I'm working on a lab for a course I have on VHDL, and part of it is to implement an n-bit ripple carry adder and then test it as a 16 bit adder. My problem is that I don't really know HOW to test it, or rather what inputs to give it to test it thoroughly. This is the first time I've ever done anything like this so I'm sorry if it comes across like I have no idea what I'm talking about.
My first thought was that since the adder is just a bunch of identical full adders chained together, if I could show that the individual adder blocks work fine, then it would be trivial to show that the 16 bit adder worked properly since it has such a simple design. So my two inputs would be XXXXXXXX01101010 and XXXXXXXX01011100 with an initial Cin of 0. Using these initial values, the first 8 adders in the chain would each perform a unique addition (as a function of both inputs and Cin) which would fully cover the truth table for a full adder. So if the corresponding bits in the sum are correct and the carry doesn't screw up along the way, it would show that the adder works properly.

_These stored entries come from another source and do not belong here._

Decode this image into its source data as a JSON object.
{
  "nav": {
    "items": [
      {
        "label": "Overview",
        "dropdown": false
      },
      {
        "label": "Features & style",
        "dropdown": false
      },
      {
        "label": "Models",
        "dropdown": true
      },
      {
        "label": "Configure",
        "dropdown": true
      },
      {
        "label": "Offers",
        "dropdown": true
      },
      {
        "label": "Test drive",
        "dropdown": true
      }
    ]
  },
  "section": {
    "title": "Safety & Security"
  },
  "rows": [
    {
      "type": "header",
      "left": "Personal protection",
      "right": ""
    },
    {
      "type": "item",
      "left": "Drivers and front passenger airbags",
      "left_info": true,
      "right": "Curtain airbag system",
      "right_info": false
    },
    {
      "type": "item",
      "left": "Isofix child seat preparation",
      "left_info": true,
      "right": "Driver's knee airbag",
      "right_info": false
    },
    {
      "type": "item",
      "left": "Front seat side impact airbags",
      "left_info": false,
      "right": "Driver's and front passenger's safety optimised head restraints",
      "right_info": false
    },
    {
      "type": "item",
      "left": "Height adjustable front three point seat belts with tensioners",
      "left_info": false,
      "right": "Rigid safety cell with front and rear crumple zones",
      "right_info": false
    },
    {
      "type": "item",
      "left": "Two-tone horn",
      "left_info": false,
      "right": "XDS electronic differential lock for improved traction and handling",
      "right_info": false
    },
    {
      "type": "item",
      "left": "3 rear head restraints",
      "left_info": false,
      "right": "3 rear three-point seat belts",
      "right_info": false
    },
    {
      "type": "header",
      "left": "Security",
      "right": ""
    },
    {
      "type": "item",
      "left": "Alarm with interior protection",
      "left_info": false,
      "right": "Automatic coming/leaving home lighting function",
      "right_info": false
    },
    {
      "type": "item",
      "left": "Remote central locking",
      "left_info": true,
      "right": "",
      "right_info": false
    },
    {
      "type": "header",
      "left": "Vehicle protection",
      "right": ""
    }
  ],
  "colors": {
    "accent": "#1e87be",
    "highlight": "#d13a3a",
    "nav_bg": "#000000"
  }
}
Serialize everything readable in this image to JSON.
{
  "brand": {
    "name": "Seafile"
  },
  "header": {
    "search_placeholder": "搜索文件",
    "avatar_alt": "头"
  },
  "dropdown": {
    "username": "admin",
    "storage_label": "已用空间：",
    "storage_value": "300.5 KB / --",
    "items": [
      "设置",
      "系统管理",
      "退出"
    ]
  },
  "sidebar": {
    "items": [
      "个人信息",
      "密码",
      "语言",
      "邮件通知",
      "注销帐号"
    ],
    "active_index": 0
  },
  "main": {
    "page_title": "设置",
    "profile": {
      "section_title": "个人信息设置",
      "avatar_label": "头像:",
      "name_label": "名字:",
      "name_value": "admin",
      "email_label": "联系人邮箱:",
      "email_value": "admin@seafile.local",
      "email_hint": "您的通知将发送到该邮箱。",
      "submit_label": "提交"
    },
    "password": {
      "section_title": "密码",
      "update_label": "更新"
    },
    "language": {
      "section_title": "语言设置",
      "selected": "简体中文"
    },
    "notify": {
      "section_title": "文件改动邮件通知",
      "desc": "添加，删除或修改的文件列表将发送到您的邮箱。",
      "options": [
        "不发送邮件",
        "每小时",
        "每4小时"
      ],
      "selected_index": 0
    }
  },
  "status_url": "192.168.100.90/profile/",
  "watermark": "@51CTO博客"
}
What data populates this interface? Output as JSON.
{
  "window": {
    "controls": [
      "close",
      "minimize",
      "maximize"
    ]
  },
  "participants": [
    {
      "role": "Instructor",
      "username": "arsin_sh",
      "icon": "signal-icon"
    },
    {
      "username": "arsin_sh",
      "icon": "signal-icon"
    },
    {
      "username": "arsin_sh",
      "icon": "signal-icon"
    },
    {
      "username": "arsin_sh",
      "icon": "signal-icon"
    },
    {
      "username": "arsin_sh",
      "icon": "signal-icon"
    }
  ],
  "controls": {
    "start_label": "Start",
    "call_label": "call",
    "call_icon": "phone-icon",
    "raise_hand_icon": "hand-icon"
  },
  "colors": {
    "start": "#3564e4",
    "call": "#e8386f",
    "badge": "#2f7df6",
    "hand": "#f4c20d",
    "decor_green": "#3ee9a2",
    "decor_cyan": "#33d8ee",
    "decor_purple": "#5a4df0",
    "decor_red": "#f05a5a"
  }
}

I have a bunch of reasons to think this is the wrong approach though. First off, it just seems too simple. The lab manual refers to test CASES, but obviously I've only done one case. It also mentions that you should get timing information from the simulation, but I don't understand how that would work with only a single case. And most importantly, the strategy just doesn't make sense to me. All I'm really doing is finding a really awkward way to test a full adder by chaining a bunch of them together and forcing the Cin for each test case to be linked to the previous test case. I'm not testing the functionality of the whole thing.
As you can probably tell I'm pretty confused. I don't really have any idea how to properly test a 16 bit adder aside from testing the individual parts making it up. Should I just treat it as a black box and only concern myself with the final carry out and sum? But since the sum is 16 bits, how much testing do I actually need to do to show it operates properly?